Industri tekstil, alas kaki dan aneka menurut dirinya masuk kedalam jenis industri yang menyerap tenaga kerja besar namun posisinya tidak stabil karena sangat dipengaruhi oleh harga dan kemampuan dari SDM suatu negara. Bila ada negara yang menawarkan SDM yang lebih murah dan efisien maka modal tersebut akan sangat mudah berpindah.
Industri tekstil Indonesia kedepannya tidak bisa hanya mempertahankan pola yang ada sekarang ini. Saat ini industri tekstil dan garment Indonesia lebih kepada pengerjakan produk orang didalam negeri, meski secara jumlah dapat meningkatkan penyerapan tenaga kerja namun untuk jangka panjang Indonesia tidak bisa bertahan hanya dengan kondisi seperti itu.
"Untuk itu perlu perubahan strategi pengembangan industri tekstil dan alas kaki untuk diarahkan lebih kepada membangun nilai tambah yang dalam hal ini meningkatkan inovasi dan modernisasi dari industri itu sendiri. Industri tekstil dan produk tekstil harus berorientasi kepada industri kreatif untuk keberlangsungan industri tekstil. Bentuknya bisa sebagai pusat desain atau bahkan memiliki national brand sendir," ungkap Harjanto.
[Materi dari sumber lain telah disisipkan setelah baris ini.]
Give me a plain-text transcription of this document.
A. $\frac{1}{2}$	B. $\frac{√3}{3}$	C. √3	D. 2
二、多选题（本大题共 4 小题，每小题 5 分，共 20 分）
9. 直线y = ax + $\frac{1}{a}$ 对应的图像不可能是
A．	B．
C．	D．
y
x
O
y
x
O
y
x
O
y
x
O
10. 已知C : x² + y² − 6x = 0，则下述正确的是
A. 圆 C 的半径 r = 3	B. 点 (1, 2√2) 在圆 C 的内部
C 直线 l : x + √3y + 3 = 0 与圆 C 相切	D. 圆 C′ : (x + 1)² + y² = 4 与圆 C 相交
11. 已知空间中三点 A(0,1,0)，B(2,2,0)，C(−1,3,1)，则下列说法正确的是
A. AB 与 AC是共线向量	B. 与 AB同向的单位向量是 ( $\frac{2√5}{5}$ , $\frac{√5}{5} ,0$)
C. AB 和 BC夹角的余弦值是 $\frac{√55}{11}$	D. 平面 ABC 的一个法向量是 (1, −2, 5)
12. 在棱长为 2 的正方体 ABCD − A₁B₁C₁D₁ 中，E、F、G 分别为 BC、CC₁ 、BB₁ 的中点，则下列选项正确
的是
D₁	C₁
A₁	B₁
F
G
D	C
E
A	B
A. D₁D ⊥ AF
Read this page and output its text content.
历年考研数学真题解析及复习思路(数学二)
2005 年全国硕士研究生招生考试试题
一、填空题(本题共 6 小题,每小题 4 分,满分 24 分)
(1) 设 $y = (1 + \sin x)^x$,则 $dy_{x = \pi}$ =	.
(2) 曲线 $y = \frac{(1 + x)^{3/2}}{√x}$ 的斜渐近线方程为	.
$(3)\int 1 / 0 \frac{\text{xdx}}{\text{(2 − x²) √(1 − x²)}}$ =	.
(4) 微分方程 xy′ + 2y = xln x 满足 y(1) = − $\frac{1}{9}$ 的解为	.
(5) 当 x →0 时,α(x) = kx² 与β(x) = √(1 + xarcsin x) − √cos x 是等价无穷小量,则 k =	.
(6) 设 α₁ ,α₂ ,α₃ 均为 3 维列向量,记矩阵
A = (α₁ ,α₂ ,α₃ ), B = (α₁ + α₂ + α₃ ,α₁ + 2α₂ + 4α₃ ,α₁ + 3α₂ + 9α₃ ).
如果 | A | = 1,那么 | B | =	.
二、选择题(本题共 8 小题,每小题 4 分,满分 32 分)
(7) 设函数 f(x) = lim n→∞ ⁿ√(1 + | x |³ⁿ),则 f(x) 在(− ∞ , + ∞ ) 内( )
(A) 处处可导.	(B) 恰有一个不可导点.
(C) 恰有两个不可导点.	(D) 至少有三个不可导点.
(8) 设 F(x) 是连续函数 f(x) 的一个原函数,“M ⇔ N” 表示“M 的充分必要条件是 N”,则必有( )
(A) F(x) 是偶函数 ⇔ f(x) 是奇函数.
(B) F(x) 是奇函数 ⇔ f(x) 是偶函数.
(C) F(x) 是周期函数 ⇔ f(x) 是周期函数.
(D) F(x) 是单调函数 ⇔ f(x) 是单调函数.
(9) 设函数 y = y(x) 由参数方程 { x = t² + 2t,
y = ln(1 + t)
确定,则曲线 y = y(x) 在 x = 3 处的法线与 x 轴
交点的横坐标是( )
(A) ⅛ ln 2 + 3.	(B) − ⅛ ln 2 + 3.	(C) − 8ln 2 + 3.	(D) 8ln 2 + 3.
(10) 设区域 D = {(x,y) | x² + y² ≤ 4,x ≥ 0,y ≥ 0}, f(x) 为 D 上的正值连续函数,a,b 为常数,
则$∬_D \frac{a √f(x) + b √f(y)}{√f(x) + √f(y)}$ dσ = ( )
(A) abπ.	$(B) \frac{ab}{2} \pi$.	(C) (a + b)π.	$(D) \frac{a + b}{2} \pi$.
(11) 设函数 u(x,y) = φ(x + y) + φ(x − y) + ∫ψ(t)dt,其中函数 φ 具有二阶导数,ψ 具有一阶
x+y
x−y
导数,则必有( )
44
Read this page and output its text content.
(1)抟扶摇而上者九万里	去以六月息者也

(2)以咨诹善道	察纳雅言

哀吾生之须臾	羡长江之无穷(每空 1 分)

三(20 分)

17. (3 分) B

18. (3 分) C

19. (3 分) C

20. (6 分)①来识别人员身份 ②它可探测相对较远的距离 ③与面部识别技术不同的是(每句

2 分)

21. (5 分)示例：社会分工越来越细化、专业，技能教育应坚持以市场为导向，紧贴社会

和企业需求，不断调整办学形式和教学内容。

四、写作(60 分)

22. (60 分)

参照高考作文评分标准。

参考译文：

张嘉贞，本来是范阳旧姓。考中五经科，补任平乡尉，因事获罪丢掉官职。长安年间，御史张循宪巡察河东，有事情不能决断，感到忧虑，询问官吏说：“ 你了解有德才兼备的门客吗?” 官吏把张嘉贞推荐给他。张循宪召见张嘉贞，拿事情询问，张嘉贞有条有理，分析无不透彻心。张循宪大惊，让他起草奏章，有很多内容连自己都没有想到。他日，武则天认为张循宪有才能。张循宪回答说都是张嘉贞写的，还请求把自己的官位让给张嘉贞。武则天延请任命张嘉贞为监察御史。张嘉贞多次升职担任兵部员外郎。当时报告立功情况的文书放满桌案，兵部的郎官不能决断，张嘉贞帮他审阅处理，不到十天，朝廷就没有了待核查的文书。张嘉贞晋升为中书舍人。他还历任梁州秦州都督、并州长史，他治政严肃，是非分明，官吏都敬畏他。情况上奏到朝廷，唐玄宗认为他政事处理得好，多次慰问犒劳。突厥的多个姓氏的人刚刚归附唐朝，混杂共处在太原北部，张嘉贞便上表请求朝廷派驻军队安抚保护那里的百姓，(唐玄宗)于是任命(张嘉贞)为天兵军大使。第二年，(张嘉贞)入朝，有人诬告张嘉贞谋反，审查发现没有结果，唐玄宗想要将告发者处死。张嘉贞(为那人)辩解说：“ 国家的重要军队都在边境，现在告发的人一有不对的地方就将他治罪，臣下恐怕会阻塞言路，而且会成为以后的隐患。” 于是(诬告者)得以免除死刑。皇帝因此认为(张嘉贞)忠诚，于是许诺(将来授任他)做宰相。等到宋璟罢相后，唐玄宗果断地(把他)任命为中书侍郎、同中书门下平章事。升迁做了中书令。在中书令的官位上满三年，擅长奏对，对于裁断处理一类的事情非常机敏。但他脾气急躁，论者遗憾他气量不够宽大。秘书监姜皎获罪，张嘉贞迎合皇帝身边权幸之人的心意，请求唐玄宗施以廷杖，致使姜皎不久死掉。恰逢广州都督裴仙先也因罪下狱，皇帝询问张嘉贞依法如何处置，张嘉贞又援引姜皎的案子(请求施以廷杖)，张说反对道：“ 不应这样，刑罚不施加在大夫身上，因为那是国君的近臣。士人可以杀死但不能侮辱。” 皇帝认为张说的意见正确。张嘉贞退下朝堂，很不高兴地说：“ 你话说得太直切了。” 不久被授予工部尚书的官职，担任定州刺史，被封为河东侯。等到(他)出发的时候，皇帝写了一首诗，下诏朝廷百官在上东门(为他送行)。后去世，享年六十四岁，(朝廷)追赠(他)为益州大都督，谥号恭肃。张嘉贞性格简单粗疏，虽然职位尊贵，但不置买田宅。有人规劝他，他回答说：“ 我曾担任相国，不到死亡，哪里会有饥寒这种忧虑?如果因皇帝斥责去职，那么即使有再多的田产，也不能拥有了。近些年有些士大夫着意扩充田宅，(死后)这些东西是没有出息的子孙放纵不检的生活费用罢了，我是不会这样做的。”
Selama ini Indonesia hanya mendapat keuntungan dari ongkos produksi padahal 80% value dari produk tersebut dikuasai oleh pemilik branding. Meski begitu Harjanto mengakui bahwa membangun branding tidak bisa dalam waktu singkat dan perlu upaya secara terus menerus secara konsisten dan berkesinambungan.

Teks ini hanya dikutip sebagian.